10 year rental agreements considered by Victorian government

Benjamin Preiss, State Political Reporter for The Age, Ju

Renters could secure tenancies for 10 years at a time under a proposal being considered by the state government.

The Andrews government is reviewing residential rental laws to ensure Victorians can access "safe, affordable and secure housing".

The proposal for long-term leases could lead to major change in Victoria's rental culture, which is dominated by 12-month leases.

In some European countries long-term renting is far more common, providing security for tenants and guaranteed income for landlords.

The review will examine the viability of five to 10 year leases. The government will also look at stronger protections for older renters and those living in caravan parks.

Five year tenancies can be secured in Victoria but the Residential Tenancies Act does not cover landlords and tenants in longer agreements.

Consumer Affairs Minister Jane Garrett said the government was reviewing the act to protect renters and guide landlords about their responsibilities.

"We're making sure laws around renting strike a fair balance between the rights of people who live in a rental property and the people they rent those properties from," she said.

The government has called for submissions on how the residential tenancies act can be improved.

A discussion paper that sets out the review's scope said significant numbers of households were already renting for longer periods while private rental was becoming increasingly expensive.

Swinburne University's Institute for Social Research senior researcher Wendy Stone said the Victorian rental market needed a broad range of options, including long-term tenancies.

"The types of households that now rent are really diverse," she said.

Dr Stone said longer tenancies would bring stability to renters who wanted to settle in one place rather than having to move often.

Her research had shown almost 40 per cent of private tenants moved three or more times in five years.

Dr Stone said longer notice periods for renters wanting to leave extended tenancies could allow them to avoid expensive fees when leaving a lease.

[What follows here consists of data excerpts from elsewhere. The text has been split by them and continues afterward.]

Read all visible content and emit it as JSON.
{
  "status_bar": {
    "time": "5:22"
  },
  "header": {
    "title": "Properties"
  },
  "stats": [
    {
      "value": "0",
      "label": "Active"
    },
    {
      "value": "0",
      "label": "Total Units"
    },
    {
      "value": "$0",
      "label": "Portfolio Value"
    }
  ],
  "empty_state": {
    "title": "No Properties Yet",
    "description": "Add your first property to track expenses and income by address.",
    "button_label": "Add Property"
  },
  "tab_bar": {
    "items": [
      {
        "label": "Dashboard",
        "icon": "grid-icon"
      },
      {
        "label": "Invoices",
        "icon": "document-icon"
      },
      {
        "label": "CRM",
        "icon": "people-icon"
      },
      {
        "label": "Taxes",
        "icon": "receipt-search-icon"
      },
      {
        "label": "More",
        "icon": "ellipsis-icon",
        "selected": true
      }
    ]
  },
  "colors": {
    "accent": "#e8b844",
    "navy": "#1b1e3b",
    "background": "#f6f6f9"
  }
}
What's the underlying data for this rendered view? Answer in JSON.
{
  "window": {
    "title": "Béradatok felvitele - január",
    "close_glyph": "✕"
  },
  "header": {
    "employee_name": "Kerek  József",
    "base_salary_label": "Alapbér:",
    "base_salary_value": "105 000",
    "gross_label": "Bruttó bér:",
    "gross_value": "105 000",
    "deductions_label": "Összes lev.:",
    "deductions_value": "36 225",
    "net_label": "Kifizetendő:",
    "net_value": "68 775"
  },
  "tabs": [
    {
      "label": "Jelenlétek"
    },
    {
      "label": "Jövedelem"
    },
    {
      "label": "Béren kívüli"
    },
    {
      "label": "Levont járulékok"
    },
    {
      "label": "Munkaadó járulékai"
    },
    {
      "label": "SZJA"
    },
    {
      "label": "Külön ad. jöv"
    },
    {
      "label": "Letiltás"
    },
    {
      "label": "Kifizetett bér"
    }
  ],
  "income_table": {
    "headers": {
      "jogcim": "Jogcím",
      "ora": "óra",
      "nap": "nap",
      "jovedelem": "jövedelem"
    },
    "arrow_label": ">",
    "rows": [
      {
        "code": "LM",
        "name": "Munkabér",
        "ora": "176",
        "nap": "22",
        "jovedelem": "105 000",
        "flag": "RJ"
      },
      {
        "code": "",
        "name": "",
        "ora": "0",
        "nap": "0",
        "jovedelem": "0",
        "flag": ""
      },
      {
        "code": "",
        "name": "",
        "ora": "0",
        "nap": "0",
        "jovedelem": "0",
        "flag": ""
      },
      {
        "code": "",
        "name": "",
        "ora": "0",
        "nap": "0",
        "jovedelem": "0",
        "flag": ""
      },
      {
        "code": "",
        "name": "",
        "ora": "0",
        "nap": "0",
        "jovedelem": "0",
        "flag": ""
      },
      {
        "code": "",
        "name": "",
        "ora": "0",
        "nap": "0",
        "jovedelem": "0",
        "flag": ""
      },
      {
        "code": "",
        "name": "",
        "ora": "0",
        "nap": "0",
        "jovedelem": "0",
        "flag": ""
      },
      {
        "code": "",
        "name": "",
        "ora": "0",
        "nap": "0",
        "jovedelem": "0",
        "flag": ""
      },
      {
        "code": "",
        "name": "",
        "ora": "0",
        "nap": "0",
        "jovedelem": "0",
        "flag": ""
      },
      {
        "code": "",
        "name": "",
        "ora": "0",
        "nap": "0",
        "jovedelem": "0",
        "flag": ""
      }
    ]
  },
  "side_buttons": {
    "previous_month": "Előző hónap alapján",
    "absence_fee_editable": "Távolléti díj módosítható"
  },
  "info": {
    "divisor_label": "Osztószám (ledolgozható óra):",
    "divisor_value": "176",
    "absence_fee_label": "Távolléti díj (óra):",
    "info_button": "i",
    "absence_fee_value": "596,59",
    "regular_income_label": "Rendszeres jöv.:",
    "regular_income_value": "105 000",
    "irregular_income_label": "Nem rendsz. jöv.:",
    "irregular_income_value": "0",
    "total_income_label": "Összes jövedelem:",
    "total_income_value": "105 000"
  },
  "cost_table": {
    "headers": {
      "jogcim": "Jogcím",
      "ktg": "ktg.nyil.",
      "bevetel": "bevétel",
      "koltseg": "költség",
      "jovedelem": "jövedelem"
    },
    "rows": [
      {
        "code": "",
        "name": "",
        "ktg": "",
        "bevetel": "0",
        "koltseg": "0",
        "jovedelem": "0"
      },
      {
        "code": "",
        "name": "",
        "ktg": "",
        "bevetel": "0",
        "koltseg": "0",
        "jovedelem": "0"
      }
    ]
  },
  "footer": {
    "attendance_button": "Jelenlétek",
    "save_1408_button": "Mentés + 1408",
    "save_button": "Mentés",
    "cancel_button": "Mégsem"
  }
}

"The penalties that currently apply for tenants can be absolutely crippling."

Dr Stone said Australia's rental market was "lightly regulated" by international standards, allowing landlords to evict tenants without a strong reason.

Tenants Union of Victoria chief executive Mark O'Brien said he supported the review. But he said security of tenancies would not improve by mandating longer fixed-term agreements.

"We think that's the wrong approach and tenants themselves would not support it."

He said he would not support long-term fixed agreements under the current lease-breaking and rental increase conditions.

"If your circumstances change and you want to move you can't or you have to compensate the landlord."

Mr O'Brien said the rental market had changed markedly with more people renting for longer periods of time.

"A lot of people are stuck in the rental market in their late 30s. It's a very different rental market."

He said more people on low incomes were unable to buy their own properties and would never become home owners.

The final stage of the review will include an "options paper" setting out proposals for improving the tenancies act.